Há dezessete anos uma garota nasceu e foi batizada de Eleanore VonBerge, filha de um homem rico, dono de vastas terras na montanha, para cultivo de cereais, importados para boa parte do território imperial.
Infelizmente, poucos meses depois de nascer, sua mãe, Verena, adoeceu e morreu. E Eleanore foi criada por sua tia, Eveline e seu pai, Albert. Mas não recebeu amor de nenhum deles, muito menos de sua prima, Belle, que nasceu dois anos depois, de um casamento de dois meses de Eveline, que enviuvou misteriosamente.
Eleanore era dona de uma cabeleira ruiva encaracolada que sua tia chamava de “ninho horroroso” e de um par de olhos azuis, como águas cristalinas. Uma das criadas do casarão em que morava, uma das gentis, costumava dizer que Eleanore era o encontro de fogo e água, o que sempre a fizera se sentir especial e mágica.
A felicidade da menina, porém, costumava durar poucas horas, às vezes, minutos e, na maioria, sequer aparecia.
A vida toda, Eleanore foi obrigada a aprender como se vestir, como andar, como comer, o que podia ou não falar, como se comportar, normas de etiqueta e o que podia ou não fazer. Na maioria das vezes, era instruída a ficar quieta e só falar com permissão, a não expressar uma opinião sequer e nunca, nunca mesmo, reclamar.

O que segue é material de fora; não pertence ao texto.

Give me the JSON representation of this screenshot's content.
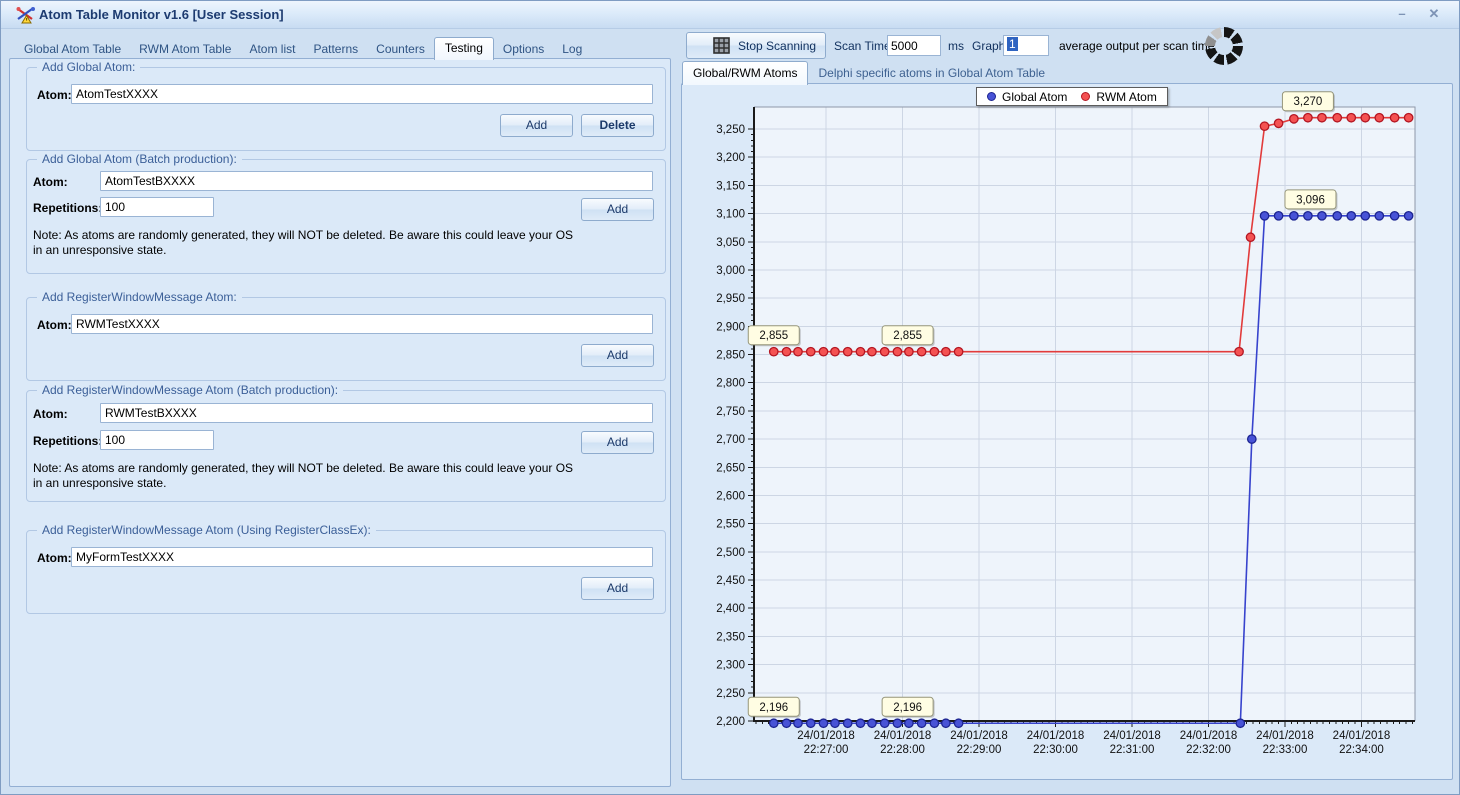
{
  "window": {
    "title": "Atom Table Monitor v1.6 [User Session]",
    "minimize": "–",
    "close": "✕"
  },
  "left_tabs": {
    "items": [
      {
        "label": "Global Atom Table",
        "active": false
      },
      {
        "label": "RWM Atom Table",
        "active": false
      },
      {
        "label": "Atom list",
        "active": false
      },
      {
        "label": "Patterns",
        "active": false
      },
      {
        "label": "Counters",
        "active": false
      },
      {
        "label": "Testing",
        "active": true
      },
      {
        "label": "Options",
        "active": false
      },
      {
        "label": "Log",
        "active": false
      }
    ]
  },
  "testing": {
    "group1": {
      "title": "Add Global Atom:",
      "atom_label": "Atom:",
      "atom_value": "AtomTestXXXX",
      "add_label": "Add",
      "delete_label": "Delete"
    },
    "group2": {
      "title": "Add Global Atom (Batch production):",
      "atom_label": "Atom:",
      "atom_value": "AtomTestBXXXX",
      "rep_label": "Repetitions:",
      "rep_value": "100",
      "add_label": "Add",
      "note_line1": "Note: As atoms are randomly generated, they will NOT be deleted. Be aware this could leave your OS",
      "note_line2": "in an unresponsive state."
    },
    "group3": {
      "title": "Add RegisterWindowMessage Atom:",
      "atom_label": "Atom:",
      "atom_value": "RWMTestXXXX",
      "add_label": "Add"
    },
    "group4": {
      "title": "Add RegisterWindowMessage Atom (Batch production):",
      "atom_label": "Atom:",
      "atom_value": "RWMTestBXXXX",
      "rep_label": "Repetitions:",
      "rep_value": "100",
      "add_label": "Add",
      "note_line1": "Note: As atoms are randomly generated, they will NOT be deleted. Be aware this could leave your OS",
      "note_line2": "in an unresponsive state."
    },
    "group5": {
      "title": "Add RegisterWindowMessage Atom (Using RegisterClassEx):",
      "atom_label": "Atom:",
      "atom_value": "MyFormTestXXXX",
      "add_label": "Add"
    }
  },
  "scan": {
    "stop_button": "Stop Scanning",
    "scan_time_label": "Scan Time:",
    "scan_time_value": "5000",
    "ms_label": "ms",
    "graph_label": "Graph:",
    "graph_value": "1",
    "avg_text": "average output per scan time"
  },
  "right_tabs": {
    "items": [
      {
        "label": "Global/RWM Atoms",
        "active": true
      },
      {
        "label": "Delphi specific atoms in Global Atom Table",
        "active": false
      }
    ]
  },
  "chart_data": {
    "type": "line",
    "title": "",
    "x_axis": {
      "range_s": [
        3.5,
        522
      ],
      "ticks": [
        {
          "t": 60,
          "date": "24/01/2018",
          "time": "22:27:00"
        },
        {
          "t": 120,
          "date": "24/01/2018",
          "time": "22:28:00"
        },
        {
          "t": 180,
          "date": "24/01/2018",
          "time": "22:29:00"
        },
        {
          "t": 240,
          "date": "24/01/2018",
          "time": "22:30:00"
        },
        {
          "t": 300,
          "date": "24/01/2018",
          "time": "22:31:00"
        },
        {
          "t": 360,
          "date": "24/01/2018",
          "time": "22:32:00"
        },
        {
          "t": 420,
          "date": "24/01/2018",
          "time": "22:33:00"
        },
        {
          "t": 480,
          "date": "24/01/2018",
          "time": "22:34:00"
        }
      ]
    },
    "y_axis": {
      "min": 2200,
      "max": 3250,
      "step": 50,
      "minor_step": 10
    },
    "grid": true,
    "legend_position": "top",
    "series": [
      {
        "name": "Global Atom",
        "line_color": "#3743cd",
        "dot_fill": "#4853d6",
        "dot_stroke": "#1c2490",
        "points": [
          [
            19,
            2196
          ],
          [
            29,
            2196
          ],
          [
            38,
            2196
          ],
          [
            48,
            2196
          ],
          [
            58,
            2196
          ],
          [
            67,
            2196
          ],
          [
            77,
            2196
          ],
          [
            87,
            2196
          ],
          [
            96,
            2196
          ],
          [
            106,
            2196
          ],
          [
            116,
            2196
          ],
          [
            125,
            2196
          ],
          [
            135,
            2196
          ],
          [
            145,
            2196
          ],
          [
            154,
            2196
          ],
          [
            164,
            2196
          ],
          [
            385,
            2196
          ],
          [
            394,
            2700
          ],
          [
            404,
            3096
          ],
          [
            415,
            3096
          ],
          [
            427,
            3096
          ],
          [
            438,
            3096
          ],
          [
            449,
            3096
          ],
          [
            461,
            3096
          ],
          [
            472,
            3096
          ],
          [
            483,
            3096
          ],
          [
            494,
            3096
          ],
          [
            506,
            3096
          ],
          [
            517,
            3096
          ]
        ]
      },
      {
        "name": "RWM Atom",
        "line_color": "#e23b3b",
        "dot_fill": "#f45252",
        "dot_stroke": "#b41622",
        "points": [
          [
            19,
            2855
          ],
          [
            29,
            2855
          ],
          [
            38,
            2855
          ],
          [
            48,
            2855
          ],
          [
            58,
            2855
          ],
          [
            67,
            2855
          ],
          [
            77,
            2855
          ],
          [
            87,
            2855
          ],
          [
            96,
            2855
          ],
          [
            106,
            2855
          ],
          [
            116,
            2855
          ],
          [
            125,
            2855
          ],
          [
            135,
            2855
          ],
          [
            145,
            2855
          ],
          [
            154,
            2855
          ],
          [
            164,
            2855
          ],
          [
            384,
            2855
          ],
          [
            393,
            3058
          ],
          [
            404,
            3255
          ],
          [
            415,
            3260
          ],
          [
            427,
            3268
          ],
          [
            438,
            3270
          ],
          [
            449,
            3270
          ],
          [
            461,
            3270
          ],
          [
            472,
            3270
          ],
          [
            483,
            3270
          ],
          [
            494,
            3270
          ],
          [
            506,
            3270
          ],
          [
            517,
            3270
          ]
        ]
      }
    ],
    "annotations": [
      {
        "text": "2,855",
        "t": 19,
        "v": 2855
      },
      {
        "text": "2,855",
        "t": 124,
        "v": 2855
      },
      {
        "text": "2,196",
        "t": 19,
        "v": 2196
      },
      {
        "text": "2,196",
        "t": 124,
        "v": 2196
      },
      {
        "text": "3,270",
        "t": 438,
        "v": 3270
      },
      {
        "text": "3,096",
        "t": 440,
        "v": 3096
      }
    ],
    "colors": {
      "plot_bg": "#eef4fb",
      "grid": "#cdd6e4",
      "axis": "#1a1a1a",
      "border": "#8f98a8",
      "annotation_bg": "#fffde3",
      "annotation_border": "#95957a"
    }
  }
}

Mas era difícil para Eleanore, ela tinha muito a dizer, lia muito, porque era basicamente isso que podia fazer em sua vida, então formulava opiniões sobre diversos assuntos diferentes. E, sem dúvida, tinha muito do que reclamar. Para piorar, ela era o tipo de pessoa que costumava dizer a primeira coisa que lhe vinha a cabeça, o que já havia rendido muitas surras de seu pai.
Albert, seu pai, tinha o costume de descontar todas as suas frustrações em Eleanore, sobretudo quando estava bêbado. Ele era bastante agressivo e batia constantemente na menina, mesmo que ela fizesse tudo que lhe tinha sido ordenado. No fim das contas, não fazia diferença, Eleanore sempre acabava com hematomas e, uma vez, um corte na coxa feito pelo vidro de uma garrafa de rum, o favorito de seu pai.
Ela se perguntou, uma vez, se seu futuro marido se importaria com a cicatriz em sua coxa. O pensamento de um homem estranho ver sua perna tão exposta foi abominável, mas ela sabia que era isso que aconteceria, se se casassem.
Sua tia havia lhe explicado o que um homem esperava de uma mulher depois do casamento. Ela lhe disse que era desagradável, bastante dolorido se o homem fosse bruto, mas que o papel de uma mulher era simplesmente fechar os olhos e permitir. Afinal, Eleanore teria que gerar filhos para seu futuro marido, era para isso que servia.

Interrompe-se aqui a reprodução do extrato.